Toolbox missing after reopening the project. It wasn't saved into the .aprx. Re-add it (Catalog → Toolboxes → Add Toolbox) and Ctrl+S.

Full-library build is slow. Writing the SQLite file into a OneDrive-synced folder is the bottleneck. Point Tool 1's output at a plain local folder (e.g. C:\SWMM\catalog.db).

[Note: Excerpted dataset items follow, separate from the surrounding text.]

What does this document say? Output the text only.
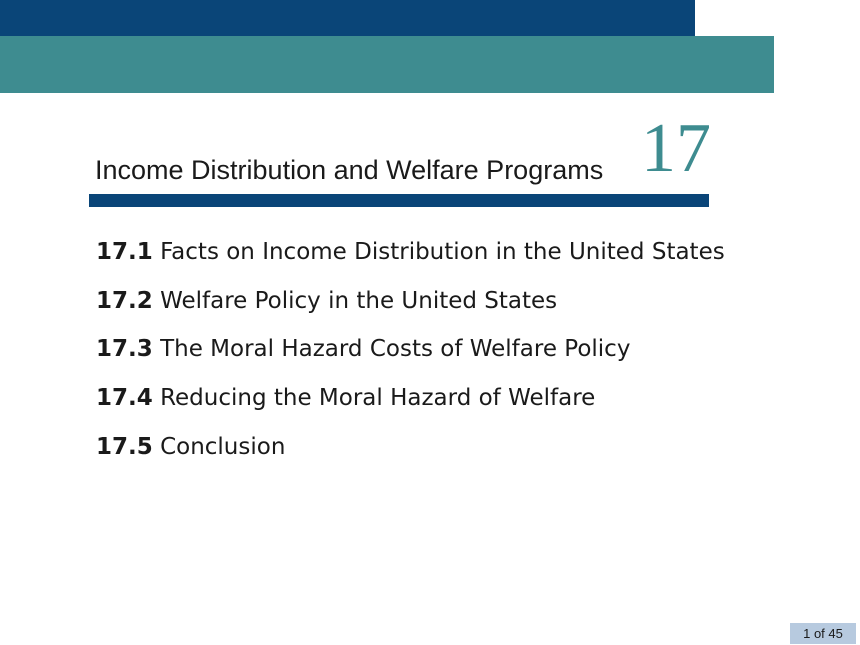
Income Distribution and Welfare Programs 17
17.1 Facts on Income Distribution in the United States
17.2 Welfare Policy in the United States
17.3 The Moral Hazard Costs of Welfare Policy
17.4 Reducing the Moral Hazard of Welfare
17.5 Conclusion
1 of 45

15. Path reference for this machine

Thing Path
Toolbox + modules C:\Users\rober\OneDrive\Documents\SWMM5_Model_Manager\
Full repo catalog (3,798 models) C:\Users\rober\OneDrive\Documents\SWMM5_Model_Manager\catalog.db
Examples catalog (3 models) C:\Users\rober\OneDrive\Documents\SWMM5_Model_Manager\examples.db
Model repo C:\Users\rober\GitHub\1729-SWMM5-Models-2030
ArcGIS project + gdb C:\Users\rober\OneDrive\Documents\ArcGIS\Projects\SWMM5_Models\SWMM5_Models.gdb
SWMM engine C:\Program Files\EPA SWMM 5.2.4 (64-bit)\runswmm.exe

Validation note: the .out reader (swmm5_results.py) was checked against pyswmm's Output API — node depth, link flow, subcatchment runoff, and every reporting datetime match. The full pipeline (build → search → run → import → join → symbolize) was exercised end to end in ArcGIS Pro on the real 3,798-model library.